Archive for August, 2004

Being a Writer

Sunday, August 29th, 2004

I attended the Columbus Writer’s Conference recently, and realize that I now consider myself a writer. I used to think of myself as a coach who also wrote. Sometime during the last month, beginning with a brief writer’s workshop by David Bell at the local library, including becoming a member of a writing group, and culminating with the Writer’s Conference, I became a writer.

Gathering ideas and learning from writing professionals, along with 300 + other writers helped. But what really did it was that I declared myself a writer–to myself. That declaration, as with every other powerfully stated self declaration is what makes it so. This brings home to me the power of the “I am” statement. This is how we create. I now realize I have created a writer, and I now naturally and energetically go about accumulating the tools and tips of the writing trade.

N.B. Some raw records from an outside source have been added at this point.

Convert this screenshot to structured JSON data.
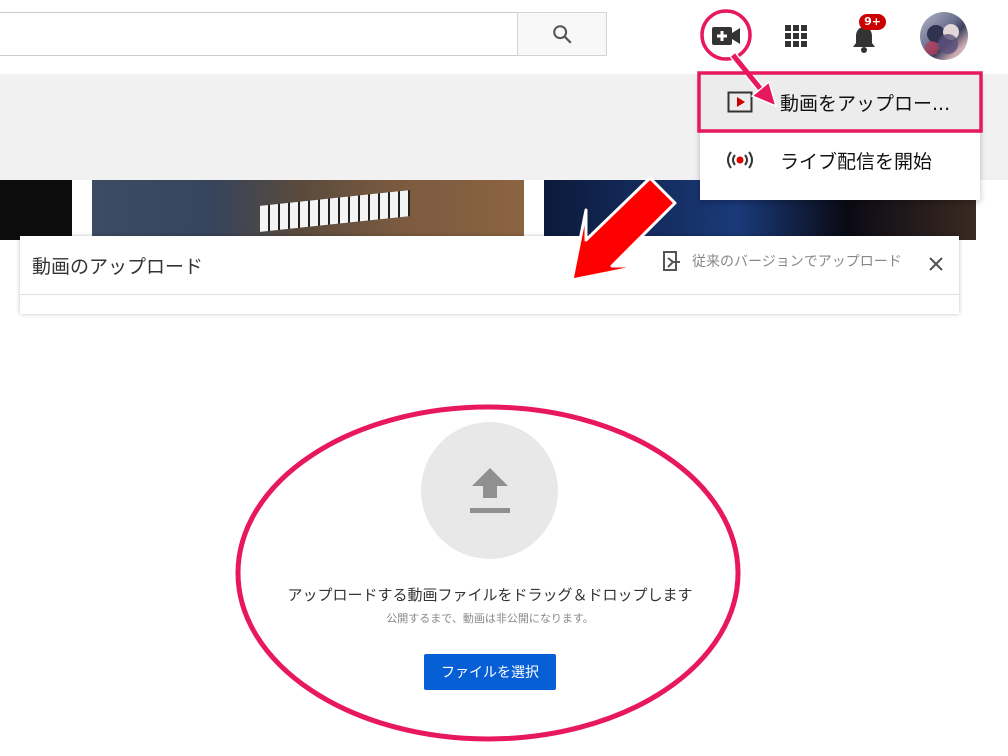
{
  "header": {
    "search_placeholder": "",
    "search_icon": "search-icon",
    "create_icon": "video-camera-plus-icon",
    "apps_icon": "apps-grid-icon",
    "notifications_icon": "bell-icon",
    "notification_badge": "9+"
  },
  "create_menu": {
    "items": [
      {
        "label": "動画をアップロー...",
        "icon": "upload-play-icon"
      },
      {
        "label": "ライブ配信を開始",
        "icon": "live-broadcast-icon"
      }
    ]
  },
  "upload_dialog": {
    "title": "動画のアップロード",
    "legacy_link": "従来のバージョンでアップロード",
    "close_icon": "close-icon",
    "drop_text": "アップロードする動画ファイルをドラッグ＆ドロップします",
    "sub_text": "公開するまで、動画は非公開になります。",
    "select_button": "ファイルを選択",
    "upload_icon": "upload-arrow-icon"
  },
  "colors": {
    "annotation_pink": "#e8185f",
    "annotation_red": "#ff0000",
    "primary_blue": "#065fd4",
    "badge_red": "#cc0000"
  }
}
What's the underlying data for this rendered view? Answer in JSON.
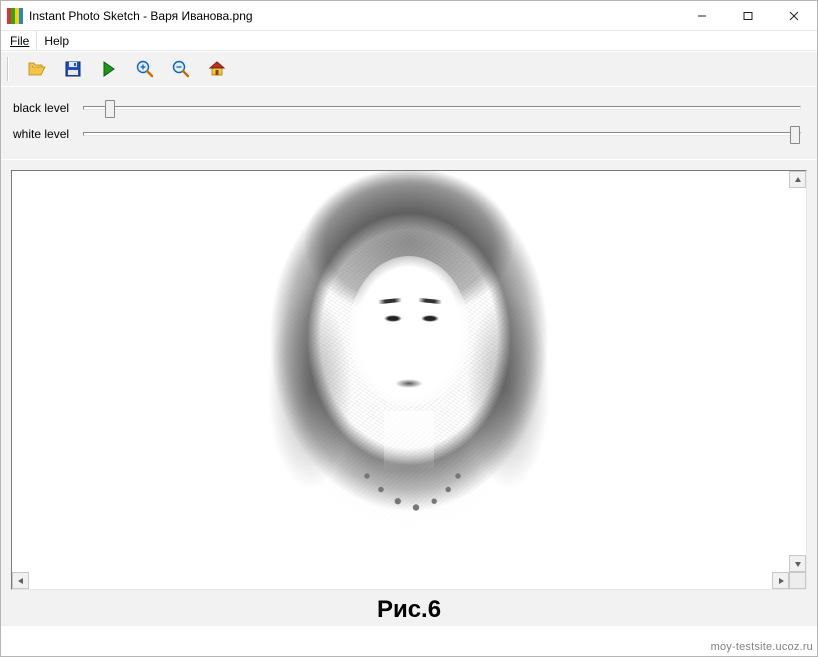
{
  "window": {
    "title": "Instant Photo Sketch - Варя Иванова.png"
  },
  "menu": {
    "file": "File",
    "help": "Help"
  },
  "toolbar": {
    "open": "open-icon",
    "save": "save-icon",
    "play": "play-icon",
    "zoom_in": "zoom-in-icon",
    "zoom_out": "zoom-out-icon",
    "home": "home-icon"
  },
  "sliders": {
    "black_label": "black level",
    "black_value": 3,
    "white_label": "white level",
    "white_value": 100
  },
  "caption": "Рис.6",
  "watermark": "moy-testsite.ucoz.ru"
}
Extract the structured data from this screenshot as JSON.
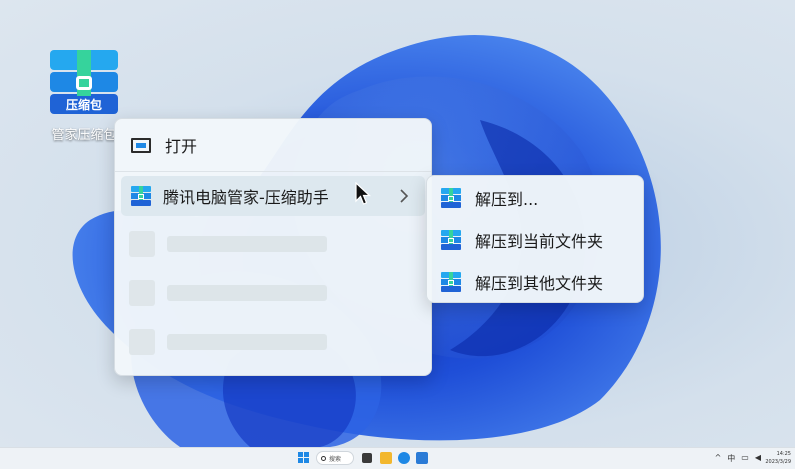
{
  "desktop_icon": {
    "logo_text": "压缩包",
    "label": "管家压缩包"
  },
  "context_menu": {
    "open_label": "打开",
    "tencent_label": "腾讯电脑管家-压缩助手"
  },
  "submenu": {
    "items": [
      {
        "label": "解压到..."
      },
      {
        "label": "解压到当前文件夹"
      },
      {
        "label": "解压到其他文件夹"
      }
    ]
  },
  "taskbar": {
    "search_label": "搜索",
    "clock_time": "14:25",
    "clock_date": "2023/3/29"
  },
  "colors": {
    "accent": "#1e88e5",
    "logo_green": "#36d39c",
    "wallpaper_blue": "#1f4fd8"
  },
  "icons": [
    "open-window-icon",
    "compress-app-icon",
    "chevron-right-icon",
    "mouse-cursor-icon",
    "windows-start-icon",
    "search-icon"
  ]
}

Anything I desire to become requires this declaration step before it is really so. I can obtain the external trappings of something, such as a certificate of training, but until I declare that this is who I am, I am not. And as soon as I commit that this is who I am, I am that.

What an adventure!

Religious Rigidity Ranting

Friday, August 20th, 2004

From the Associated Press, August 20, 204: An 8-year old girl who suffers from a rare digestive disorder and cannot eat wheat has had her first Holy Communion declared invalid because the wafer contained no wheat, violating Roman Catholic doctrine.

Does God really care? I can’t believe so. Men care. Rules set by corporate, religious, or educational institutions and rigidly enforced to the point of absurdity defy common sense. In the case of religious rigidity, such rulings seem to imply that brotherly love is a forgotten component of the very institutions founded to promote it. We don’t necessarily expect brotherly love to be a component of corporate, educational, or government rule interpretation, but shouldn’t it be a fundament driver of religious doctrine application?

Such actions drive people away, not only from the church, but from businesses, schools, and even families which cannot apply rules with flexibility and love. This same situation occured in 2001 to a 5-year old with this disease, who was also denied permission to use a non-wheat wafer in Communion. The family left the Catholic Church. So, who wins in these situations? As far as I can tell, only the person whose pride requires rigid rule enforcement.

Does God really require a small child to risk illness to participate in a religious ritual? I doubt it. What would Jesus do now? What would love do now?